There is so much you can learn from what Gary Neville said about van Persie on twitter last night.
“Only a passenger on a ship remember! The ship will always be there!!”
It is easy to sympathize with the manager and the club. A 62-year-old manager can only take so much. From the last eight years he tried to build the team around one player, but each of them bailed on him and went south. The foundation of Arsenal is weaker than a house of cards.
Flawed philosophy, deranged expectations from the fans, or players looking for a springboard is an argument without a full-stop. Throw in the finances, debts, loans and wage structure and you have a dark bottomless pit staring back at you. The endless blame game and pointing of fingers is best avoided. Lather, rinse, repeat: this has been Arsenal’s start to a new season since the last three years.
This Arsenal side seem to be more worried about what the papers will be saying about them tomorrow morning than their season targets. It is easy to say that they have brought this on themselves, but Arsene Wenger should have seen this coming.

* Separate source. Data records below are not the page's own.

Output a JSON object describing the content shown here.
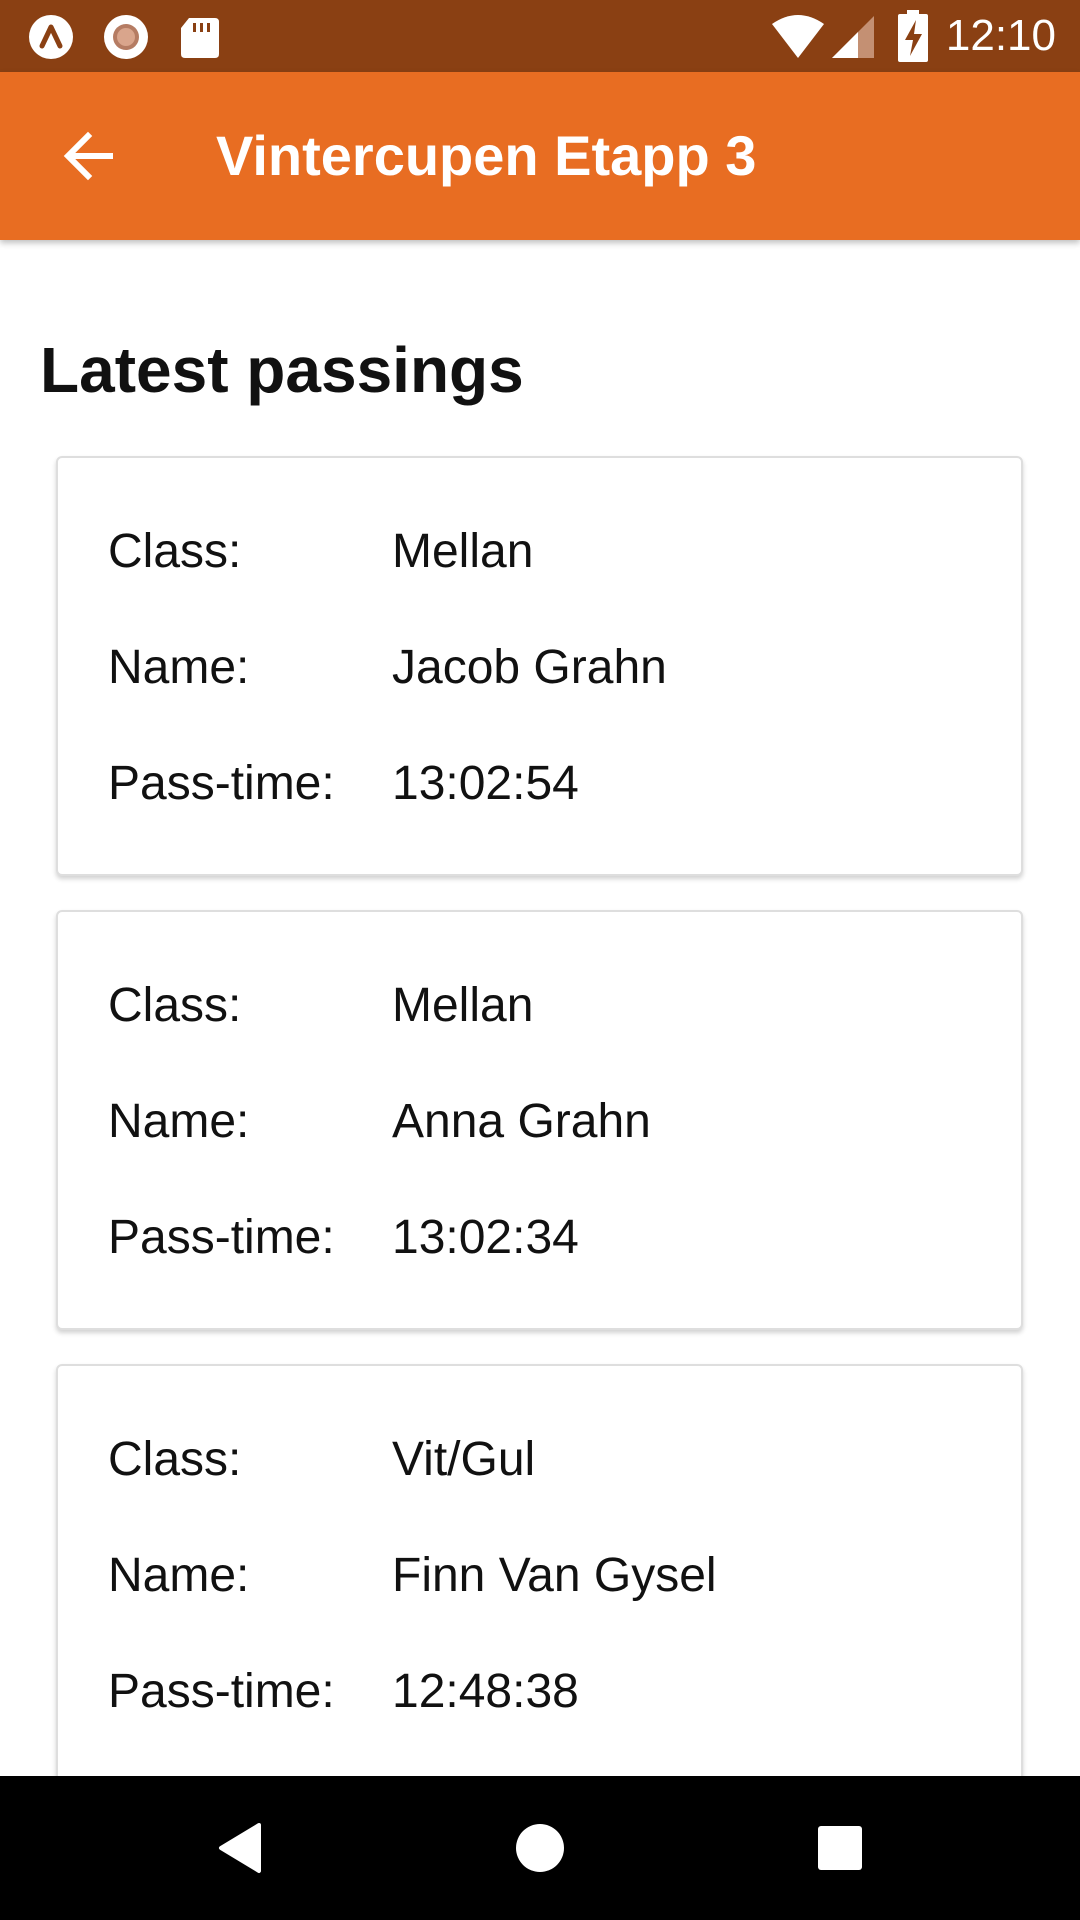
{
  "status_bar": {
    "time": "12:10",
    "icons": [
      "launcher-icon",
      "record-icon",
      "sd-card-icon",
      "wifi-icon",
      "signal-icon",
      "battery-charging-icon"
    ],
    "background": "#8a4013"
  },
  "app_bar": {
    "title": "Vintercupen Etapp 3",
    "back_icon": "arrow-back-icon",
    "background": "#e86d22"
  },
  "main": {
    "heading": "Latest passings",
    "passings": [
      {
        "class_label": "Class:",
        "class": "Mellan",
        "name_label": "Name:",
        "name": "Jacob Grahn",
        "time_label": "Pass-time:",
        "time": "13:02:54"
      },
      {
        "class_label": "Class:",
        "class": "Mellan",
        "name_label": "Name:",
        "name": "Anna Grahn",
        "time_label": "Pass-time:",
        "time": "13:02:34"
      },
      {
        "class_label": "Class:",
        "class": "Vit/Gul",
        "name_label": "Name:",
        "name": "Finn Van Gysel",
        "time_label": "Pass-time:",
        "time": "12:48:38"
      }
    ]
  },
  "nav_bar": {
    "icons": [
      "back-triangle-icon",
      "home-circle-icon",
      "recents-square-icon"
    ]
  }
}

If his past experience haven’t taught Wenger anything then there is nothing wrong in calling him a slow learner. When Persie postponed the talks for his contract extension till the end of last season, Wenger should have put a gun to his head and got the contract sealed. Persie has lead Wenger, Ivan Gazidis, and Stan Kroenke like three blind mice from a nursery rhyme to make-believe he will sign a contract after the Euros.
If Wenger has already locked away his cheque book and flushed the key down a toilet, it is not bad to lose Persie now since he has already been used as leverage to sign Podolski and Giroud.
The question begs whether Wenger is willing to allow Persie leave before being cup tied or face a Mexican stand off and risk losing him for nothing. A u-turn would mean that the skipper has to lie with a straight face to get out of the muck he got himself into. If Wenger pulls it off, the world will never know what skeletons he hid in his cupboard.